2. **vLLM does not support Barbet's hybrid architecture.** Barbet (the
text-semantic LM) is a Mamba2 + attention hybrid, and vLLM (as well as
nano-vllm and vllm-omni) has zero support for such a hybrid TSLM — you'd have
to implement a first-class hybrid model yourself (large effort, CUDA-only).
So this engine **borrows vLLM's architectural techniques without depending on its
CUDA kernels**:
- **Continuous batching** of many requests (the main throughput win), sharing
batched compute across requests.
- A **padded KV cache + SDPA + masks** instead of vLLM's PagedAttention /
FlashAttention — trading peak speed and memory efficiency for cross-device,
zero-dependency portability.
- Barbet's Mamba state handled with a **pure-PyTorch single-step recurrence**, no
fused kernel required.
- Optional `compile=True` uses `torch.compile` (which captures CUDA graphs
internally) to accelerate the **DiT and LocEnc** — the actual hot path, and
exactly what wrapping in vLLM would *not* do for you.

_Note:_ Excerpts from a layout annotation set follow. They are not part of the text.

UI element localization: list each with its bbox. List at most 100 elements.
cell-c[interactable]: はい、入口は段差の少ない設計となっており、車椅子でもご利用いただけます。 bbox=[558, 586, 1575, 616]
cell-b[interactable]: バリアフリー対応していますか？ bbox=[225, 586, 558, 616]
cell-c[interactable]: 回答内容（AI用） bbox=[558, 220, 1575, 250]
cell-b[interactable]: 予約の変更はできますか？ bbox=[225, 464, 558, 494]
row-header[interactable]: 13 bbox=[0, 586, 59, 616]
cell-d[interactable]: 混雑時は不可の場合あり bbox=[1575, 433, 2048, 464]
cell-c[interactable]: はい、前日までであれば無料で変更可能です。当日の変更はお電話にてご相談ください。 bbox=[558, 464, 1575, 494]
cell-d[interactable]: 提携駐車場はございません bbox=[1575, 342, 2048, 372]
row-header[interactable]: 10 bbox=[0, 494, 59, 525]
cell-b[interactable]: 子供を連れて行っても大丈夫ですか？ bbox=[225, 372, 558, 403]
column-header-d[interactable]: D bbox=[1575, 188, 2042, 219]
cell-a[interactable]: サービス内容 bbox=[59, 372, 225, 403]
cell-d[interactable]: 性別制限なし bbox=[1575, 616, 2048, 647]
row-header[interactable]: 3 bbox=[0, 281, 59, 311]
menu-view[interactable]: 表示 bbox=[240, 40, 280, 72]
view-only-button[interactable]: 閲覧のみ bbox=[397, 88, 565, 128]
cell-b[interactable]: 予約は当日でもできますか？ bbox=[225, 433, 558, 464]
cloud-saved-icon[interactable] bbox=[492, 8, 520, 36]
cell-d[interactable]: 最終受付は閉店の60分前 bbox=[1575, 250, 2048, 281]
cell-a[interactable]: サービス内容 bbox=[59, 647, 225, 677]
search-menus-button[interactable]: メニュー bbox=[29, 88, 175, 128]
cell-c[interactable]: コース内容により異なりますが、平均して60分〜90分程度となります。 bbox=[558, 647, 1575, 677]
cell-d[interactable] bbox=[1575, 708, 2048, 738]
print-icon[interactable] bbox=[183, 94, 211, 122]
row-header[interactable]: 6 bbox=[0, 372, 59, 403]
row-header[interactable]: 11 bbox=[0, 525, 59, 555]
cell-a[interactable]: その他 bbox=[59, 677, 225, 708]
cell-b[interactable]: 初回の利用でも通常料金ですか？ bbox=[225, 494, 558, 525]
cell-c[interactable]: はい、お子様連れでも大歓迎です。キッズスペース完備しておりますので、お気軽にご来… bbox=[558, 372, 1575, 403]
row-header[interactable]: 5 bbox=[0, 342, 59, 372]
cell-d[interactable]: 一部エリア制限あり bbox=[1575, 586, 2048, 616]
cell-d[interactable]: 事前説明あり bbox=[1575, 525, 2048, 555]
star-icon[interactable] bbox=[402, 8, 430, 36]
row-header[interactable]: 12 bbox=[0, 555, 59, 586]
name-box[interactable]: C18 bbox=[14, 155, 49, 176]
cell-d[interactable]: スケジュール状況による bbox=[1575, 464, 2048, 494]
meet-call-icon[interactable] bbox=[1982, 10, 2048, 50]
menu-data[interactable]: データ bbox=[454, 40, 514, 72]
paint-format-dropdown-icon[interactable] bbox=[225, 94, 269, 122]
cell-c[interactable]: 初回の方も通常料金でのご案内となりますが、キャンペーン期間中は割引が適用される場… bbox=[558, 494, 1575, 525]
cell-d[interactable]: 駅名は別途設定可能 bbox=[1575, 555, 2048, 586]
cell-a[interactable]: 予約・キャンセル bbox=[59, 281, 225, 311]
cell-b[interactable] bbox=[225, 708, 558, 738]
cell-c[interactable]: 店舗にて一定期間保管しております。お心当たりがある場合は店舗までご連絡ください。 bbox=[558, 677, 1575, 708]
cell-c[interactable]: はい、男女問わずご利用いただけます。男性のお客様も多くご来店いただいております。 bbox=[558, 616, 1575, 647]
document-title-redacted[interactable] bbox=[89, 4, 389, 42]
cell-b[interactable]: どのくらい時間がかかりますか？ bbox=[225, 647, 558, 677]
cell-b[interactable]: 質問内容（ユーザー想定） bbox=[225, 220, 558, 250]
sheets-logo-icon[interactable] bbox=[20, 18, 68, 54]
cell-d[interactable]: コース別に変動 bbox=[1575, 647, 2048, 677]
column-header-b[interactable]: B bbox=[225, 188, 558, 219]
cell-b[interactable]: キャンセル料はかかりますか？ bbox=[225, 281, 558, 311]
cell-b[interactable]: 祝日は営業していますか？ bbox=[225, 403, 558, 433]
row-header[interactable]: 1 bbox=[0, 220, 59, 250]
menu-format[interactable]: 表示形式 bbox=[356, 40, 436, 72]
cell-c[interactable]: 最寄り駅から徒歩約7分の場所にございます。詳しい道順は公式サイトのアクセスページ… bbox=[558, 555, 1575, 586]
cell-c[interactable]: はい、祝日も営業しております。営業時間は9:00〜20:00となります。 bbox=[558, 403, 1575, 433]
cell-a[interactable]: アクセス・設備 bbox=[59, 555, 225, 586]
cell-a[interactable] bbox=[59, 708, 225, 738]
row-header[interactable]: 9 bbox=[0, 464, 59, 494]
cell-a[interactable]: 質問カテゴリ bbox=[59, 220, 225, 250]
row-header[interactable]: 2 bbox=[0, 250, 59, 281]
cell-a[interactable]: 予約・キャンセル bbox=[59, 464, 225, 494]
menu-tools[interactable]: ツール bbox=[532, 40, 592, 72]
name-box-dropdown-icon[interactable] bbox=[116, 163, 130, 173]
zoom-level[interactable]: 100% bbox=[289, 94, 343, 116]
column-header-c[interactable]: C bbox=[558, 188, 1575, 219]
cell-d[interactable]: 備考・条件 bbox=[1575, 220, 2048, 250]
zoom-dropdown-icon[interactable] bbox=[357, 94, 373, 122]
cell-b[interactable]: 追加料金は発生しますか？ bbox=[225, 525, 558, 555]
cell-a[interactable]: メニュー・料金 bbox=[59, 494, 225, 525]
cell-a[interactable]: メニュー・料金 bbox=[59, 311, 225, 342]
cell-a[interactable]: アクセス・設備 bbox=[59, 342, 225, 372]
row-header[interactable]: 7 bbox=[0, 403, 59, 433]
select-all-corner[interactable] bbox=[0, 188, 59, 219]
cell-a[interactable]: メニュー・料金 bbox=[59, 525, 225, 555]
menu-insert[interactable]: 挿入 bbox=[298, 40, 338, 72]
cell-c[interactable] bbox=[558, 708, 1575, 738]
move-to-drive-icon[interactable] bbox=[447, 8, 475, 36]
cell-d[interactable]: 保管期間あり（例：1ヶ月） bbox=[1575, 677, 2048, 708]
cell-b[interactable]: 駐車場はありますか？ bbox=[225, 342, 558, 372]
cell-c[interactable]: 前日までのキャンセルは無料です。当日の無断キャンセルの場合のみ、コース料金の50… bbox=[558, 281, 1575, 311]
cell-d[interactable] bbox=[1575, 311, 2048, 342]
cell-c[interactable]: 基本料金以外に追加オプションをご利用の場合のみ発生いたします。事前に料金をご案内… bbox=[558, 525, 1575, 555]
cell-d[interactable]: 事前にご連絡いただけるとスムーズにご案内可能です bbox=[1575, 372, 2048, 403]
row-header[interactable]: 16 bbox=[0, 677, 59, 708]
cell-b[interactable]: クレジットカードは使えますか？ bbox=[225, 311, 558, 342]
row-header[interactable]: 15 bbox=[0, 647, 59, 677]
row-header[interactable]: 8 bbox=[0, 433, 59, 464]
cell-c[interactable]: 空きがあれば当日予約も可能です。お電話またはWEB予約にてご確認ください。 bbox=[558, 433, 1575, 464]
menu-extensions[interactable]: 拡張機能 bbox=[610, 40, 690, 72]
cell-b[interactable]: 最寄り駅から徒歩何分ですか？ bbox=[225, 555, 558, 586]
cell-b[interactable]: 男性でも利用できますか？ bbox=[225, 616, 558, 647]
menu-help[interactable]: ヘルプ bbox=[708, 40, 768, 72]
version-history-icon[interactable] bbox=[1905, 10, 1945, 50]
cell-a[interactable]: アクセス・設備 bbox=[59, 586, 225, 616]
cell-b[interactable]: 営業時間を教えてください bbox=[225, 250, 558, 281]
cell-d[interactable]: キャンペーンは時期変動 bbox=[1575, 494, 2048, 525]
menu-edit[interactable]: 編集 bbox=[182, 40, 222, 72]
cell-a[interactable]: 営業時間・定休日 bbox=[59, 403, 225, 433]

> In short: we don't aim to beat vLLM on a single op; we use vLLM-class **batch
> scheduling** plus **DiT-bottleneck optimization** to raise overall throughput
> with no extra dependencies, across CUDA / MPS / CPU.
## Apple Silicon MLX acceleration (optional)
On Apple Silicon (M-series), a native **MLX** path runs inference directly on the
Apple GPU (Metal, unified memory) — typically faster than PyTorch's MPS backend.
It is an optional extra; the core package stays torch-only:
```bash
pip install -e .[mlx]
```
```python
import soundfile as sf
from bluemagpie import BlueMagpieModel
from bluemagpie.mlx import BlueMagpieMLX, mlx_generate
model = BlueMagpieModel.from_local(model_dir, tokenizer=tokenizer, device="cpu")
mlx_model = BlueMagpieMLX(model) # converts the weights once
audio = mlx_generate(model, mlx_model, "今天天氣真好。", seed=0) # 48 kHz waveform
sf.write("output.wav", audio.numpy(), model.sample_rate)
```
- The whole inference path (Barbet, RALM, LocEnc, LocDiT/CFM, the **AudioVAE
decoder**, the AR loop) is re-implemented in MLX and numerically parity-checked,
module by module — generation can run torch-free (only tokenization and
reference-wav encoding stay in torch).
- Decode uses cached single-step kernels (it advances one position per step, not a
full re-run).
- `mlx_generate` supports the same four input modes as `generate`.
- On the real 7.75 GB model: end-to-end **RTF 0.77** (faster than real time) —
~**1.45×** over torch-MPS and ~**3.27×** over torch-CPU (fp32,
`scripts/bench_rtf.py`). See [`src/bluemagpie/mlx/DESIGN.md`](src/bluemagpie/mlx/DESIGN.md).
## Notes
- The examples load the tokenizer from `tokenizer.json` and pass it to
`from_local`, which is stable on transformers 5.x. (`from_local`'s automatic
tokenizer loading can fail on 5.x — see Troubleshooting.)
- A GPU is optional: set `device="cpu"` (slower, but short utterances take only
tens of seconds). Output is 48 kHz mono.
- The bundled `hung_yi_lee` speaker vector is authorized for example use. For any
other speaker or voice cloning, use only reference audio or speaker vectors you
are authorized to use.
- Keep speaker-vector tables and synthesized audio private; do not distribute
them without authorization.
## Troubleshooting
**Tokenizer loading on newer transformers (5.x).** The examples load the
tokenizer explicitly from `tokenizer.json`, so they work on transformers 5.x with
no extra steps (the model only uses the tokenizer's `encode`).
If you instead rely on `from_local`'s automatic tokenizer loading (passing no
`tokenizer`), transformers 5.x may fail while parsing `tokenizer_config.json`
with `TypeError: ..._patch_mistral_regex() got multiple values for keyword
argument 'fix_mistral_regex'`, or appear to load but raise `ValueError: No
tokenizer attached to BlueMagpieModel` when you call `generate()`. Use the
explicit loading shown above instead.